For Iran’s Islamic government, it is the “den of spies” from where the US supposedly tried to sabotage the 1979 revolution that toppled Washington’s staunch ally, Mohammad Reza Pahlavi, Iran’s last shah.

But yesterday the former embassy - now a museum run by revolutionary guards - was an unlikely focal point of hope after news that the Bush administration plans to establish the first US diplomatic presence in Iran since the 1979-81 siege of the embassy, which lasted 444 days.

Most Iranians passing the property in Talaghani Street were unaware of the Guardian’s disclosure of the plans to open a US-staffed diplomatic interest section, a halfway step to full ties.

Conditioned by decades of Iranian government hostility and sabre-rattling over the country’s nuclear programme, many shied away from commenting on an issue still seen as sensitive in a society where anti-Americanism is paramount. But others were prepared to cautiously welcome back the nation officially reviled since the revolution as “the Great Satan”.

“This would be helpful to our people,” Muhammad Hosseinzadegan, an 18-year-old student, said. “The sanctions will go away and the mutual difficulties between the two countries might decrease. I really hope that this quarrel with America ends one day.”

Cyrus Mohebbat, the owner of a car accessories shop, said: “I’d be really happy if America opens this office. I think there are only a small number of people in Iran who are opposed to beginning new mutual relationships. Most Iranians will be happy with this.”

Yet such euphoria was tempered by an awareness that renewed relations face a wall of mistrust as the US seeks to pressure Tehran into abandoning a uranium enrichment programme that might be used as the initial step towards building a nuclear bomb.

“I think this will ease the negotiation process, but the question is how America is going to open such an office while people close to the government still chant ‘Down with the USA’,” said one man, who declined to be named. “Iran’s nuclear issue is now in a complicated and critical phase. Some think finding a way out is impossible. Rumours of war are widespread and people are asking whether the US will attack or not. It is so oppressive.”

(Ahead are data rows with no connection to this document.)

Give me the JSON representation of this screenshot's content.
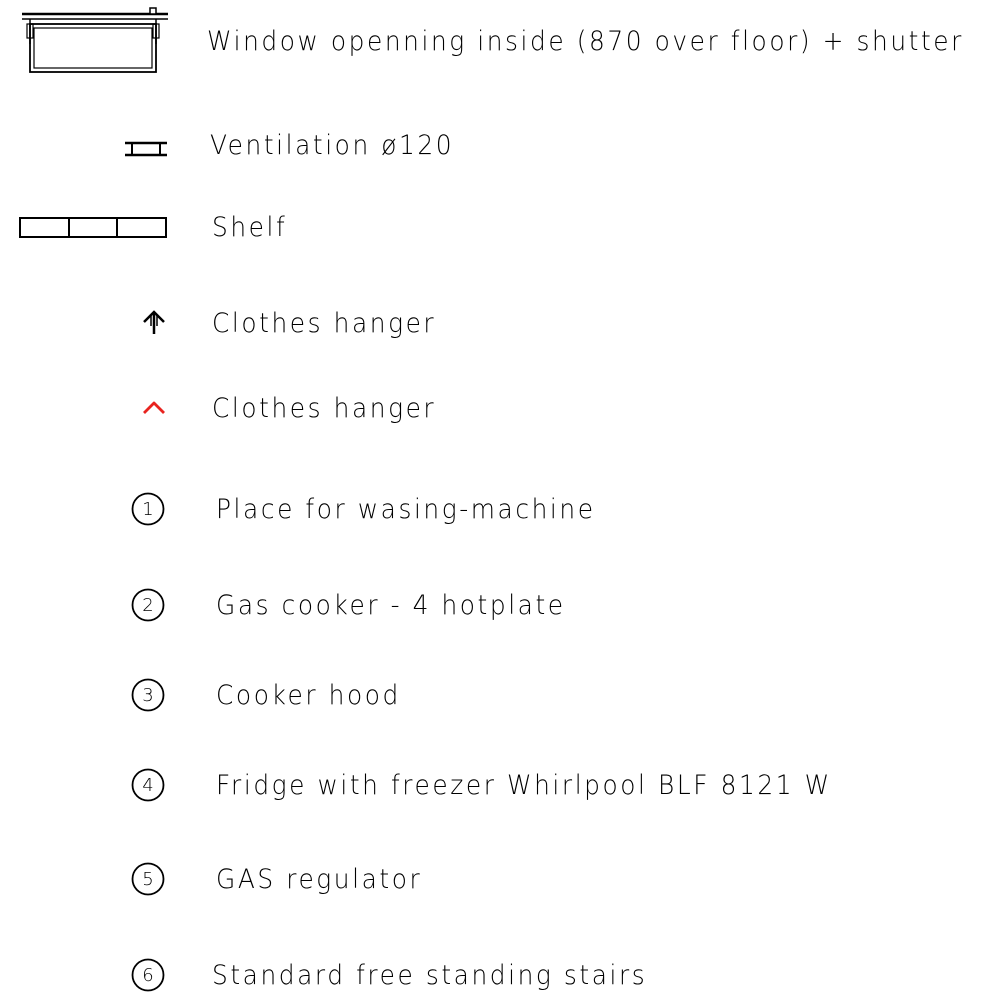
{
  "legend": {
    "items": [
      {
        "symbol": "window-shutter-icon",
        "label": "Window openning inside (870 over floor) + shutter"
      },
      {
        "symbol": "ventilation-icon",
        "label": "Ventilation ø120"
      },
      {
        "symbol": "shelf-icon",
        "label": "Shelf"
      },
      {
        "symbol": "clothes-hanger-arrow-icon",
        "label": "Clothes hanger"
      },
      {
        "symbol": "clothes-hanger-red-icon",
        "label": "Clothes hanger",
        "color": "#e8231f"
      },
      {
        "symbol": "numbered-circle",
        "number": "1",
        "label": "Place for wasing-machine"
      },
      {
        "symbol": "numbered-circle",
        "number": "2",
        "label": "Gas cooker - 4 hotplate"
      },
      {
        "symbol": "numbered-circle",
        "number": "3",
        "label": "Cooker hood"
      },
      {
        "symbol": "numbered-circle",
        "number": "4",
        "label": "Fridge with freezer Whirlpool BLF 8121 W"
      },
      {
        "symbol": "numbered-circle",
        "number": "5",
        "label": "GAS regulator"
      },
      {
        "symbol": "numbered-circle",
        "number": "6",
        "label": "Standard free standing stairs"
      }
    ]
  }
}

Marjan Khajavi, 22, echoed the fear often voiced by the government and its supporters: that renewed ties would revive the servile policy they believe the shah followed towards the US. “I hope one day that these two countries can treat each other as friends and opening a diplomatic interest office would help this. But I’m absolutely against letting America control this country, as they did before the Islamic revolution,” she said.

Adel Karimi, 22, a civil engineering student, said the US was no worse than Britain - seen by many Iranians as a traditional enemy. “I think Britain exploits countries as much as the US, so why do we have a British embassy in Tehran and not an American one?”

But Muhammad Ali Benghani, 32, a state employee, voiced the fears that have long steered Iran away from ties with America. “I’m against letting America open such an office,” he said. “The US has never been our friend. It always thinks of its own interests, so I don’t think they would help Iranians.”